In Brazil, the social security system had to disconnect its computers and cancel public access. The state-owned oil company Petrobras and Brazil's Foreign Ministry also disconnected computers as a precautionary measure, while court systems went down, too. Other targets included Portugal Telecom, a university computer lab in Italy, a local authority in Sweden, the US delivery company FedEx, schools in China, hospitals in Indonesia and South Korea, etc.
Europol said its cyber-crime team, EC3, was working closely with affected countries to “mitigate the threat and assist victims.” Ironically, the attack started when finance ministers from the G7 group of leading industrial countries had been meeting to discuss namely the threat of cyber-attacks and pledged to work more closely on spotting vulnerabilities and assessing security measures.
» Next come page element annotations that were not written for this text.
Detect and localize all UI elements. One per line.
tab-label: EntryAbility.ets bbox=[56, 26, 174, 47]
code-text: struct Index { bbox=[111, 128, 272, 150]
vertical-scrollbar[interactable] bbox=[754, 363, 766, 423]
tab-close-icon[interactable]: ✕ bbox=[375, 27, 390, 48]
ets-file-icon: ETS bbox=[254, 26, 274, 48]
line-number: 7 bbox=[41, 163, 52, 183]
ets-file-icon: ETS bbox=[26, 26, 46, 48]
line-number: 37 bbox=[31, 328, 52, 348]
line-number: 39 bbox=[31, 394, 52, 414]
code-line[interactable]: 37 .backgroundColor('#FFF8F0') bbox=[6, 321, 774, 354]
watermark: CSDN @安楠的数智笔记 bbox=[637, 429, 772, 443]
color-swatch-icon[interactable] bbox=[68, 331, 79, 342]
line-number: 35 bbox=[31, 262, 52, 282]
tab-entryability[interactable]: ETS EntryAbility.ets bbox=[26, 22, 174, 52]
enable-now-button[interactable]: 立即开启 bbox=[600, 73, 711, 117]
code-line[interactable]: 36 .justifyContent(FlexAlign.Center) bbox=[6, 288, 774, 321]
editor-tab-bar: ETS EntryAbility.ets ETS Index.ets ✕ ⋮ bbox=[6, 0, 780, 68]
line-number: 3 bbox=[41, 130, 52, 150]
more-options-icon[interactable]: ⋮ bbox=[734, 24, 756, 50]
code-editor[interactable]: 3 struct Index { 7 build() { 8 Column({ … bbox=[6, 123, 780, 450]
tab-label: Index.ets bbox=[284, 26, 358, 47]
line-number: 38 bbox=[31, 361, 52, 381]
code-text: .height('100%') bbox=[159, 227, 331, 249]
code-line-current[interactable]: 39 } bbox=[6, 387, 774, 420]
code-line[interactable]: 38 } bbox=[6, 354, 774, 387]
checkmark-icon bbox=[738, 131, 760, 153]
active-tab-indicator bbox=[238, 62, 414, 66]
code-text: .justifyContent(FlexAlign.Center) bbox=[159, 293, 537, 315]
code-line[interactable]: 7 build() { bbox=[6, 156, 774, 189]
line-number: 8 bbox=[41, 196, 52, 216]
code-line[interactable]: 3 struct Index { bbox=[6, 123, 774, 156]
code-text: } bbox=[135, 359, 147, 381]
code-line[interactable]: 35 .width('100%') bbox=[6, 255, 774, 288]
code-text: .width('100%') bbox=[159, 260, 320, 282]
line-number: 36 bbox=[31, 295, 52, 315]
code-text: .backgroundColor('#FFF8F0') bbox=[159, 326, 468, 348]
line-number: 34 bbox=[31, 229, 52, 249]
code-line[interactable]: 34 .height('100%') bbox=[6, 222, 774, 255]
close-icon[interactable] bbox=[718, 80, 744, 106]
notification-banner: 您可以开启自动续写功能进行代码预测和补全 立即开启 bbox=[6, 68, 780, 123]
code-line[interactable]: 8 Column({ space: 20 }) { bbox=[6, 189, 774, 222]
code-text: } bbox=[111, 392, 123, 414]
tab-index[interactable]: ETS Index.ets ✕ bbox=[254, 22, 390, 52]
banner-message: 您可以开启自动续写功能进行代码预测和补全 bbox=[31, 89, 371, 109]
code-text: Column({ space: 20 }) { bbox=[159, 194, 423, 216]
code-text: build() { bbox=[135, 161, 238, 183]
It was not clear who was behind the attack, but the tools used to carry it out are believed to have been developed by the US National Security Agency (NSA) to exploit a weakness found in Microsoft's Windows system. The tool, known as EternalBlue, was stolen by a group of hackers known as The Shadow Brokers, who made it freely available in April, saying it was a protest against US President Donald Trump.
The worldwide effort to extort cash from computer users spread so widely that Microsoft quickly changed its policy, making security fixes available for free for the older Windows systems still used by millions of individuals and smaller businesses. Microsoft head Brad Smith criticised the manner in which governments store details about security weaknesses in computer systems. A patch for the vulnerability was released by Microsoft in March, which would have automatically protected those computers with Windows Update enabled.
And all this may be just a taste of what's coming, a cyber security expert warned. Computer users should be ready for the next big “ransomware” attack, Ori Eisen of the Trusona cybersecurity firm told the AP. The attack held hospitals and other entities hostage, but it appears to be “low-level” stuff, given the amount of ransom demanded, he pointed out adding that the same thing could be done to crucial infrastructure, like nuclear power plants, dams or railway systems. “This is child's play. This is not the serious stuff yet. What if the same thing happened to 10 nuclear power plants, and they would shut down all the electricity to the grid? What if the same exact thing happened to a water dam or to a bridge?” he asked. “Today, it happened to 10,000 computers. There's no barrier to do it tomorrow to 100 million computers,” he concluded.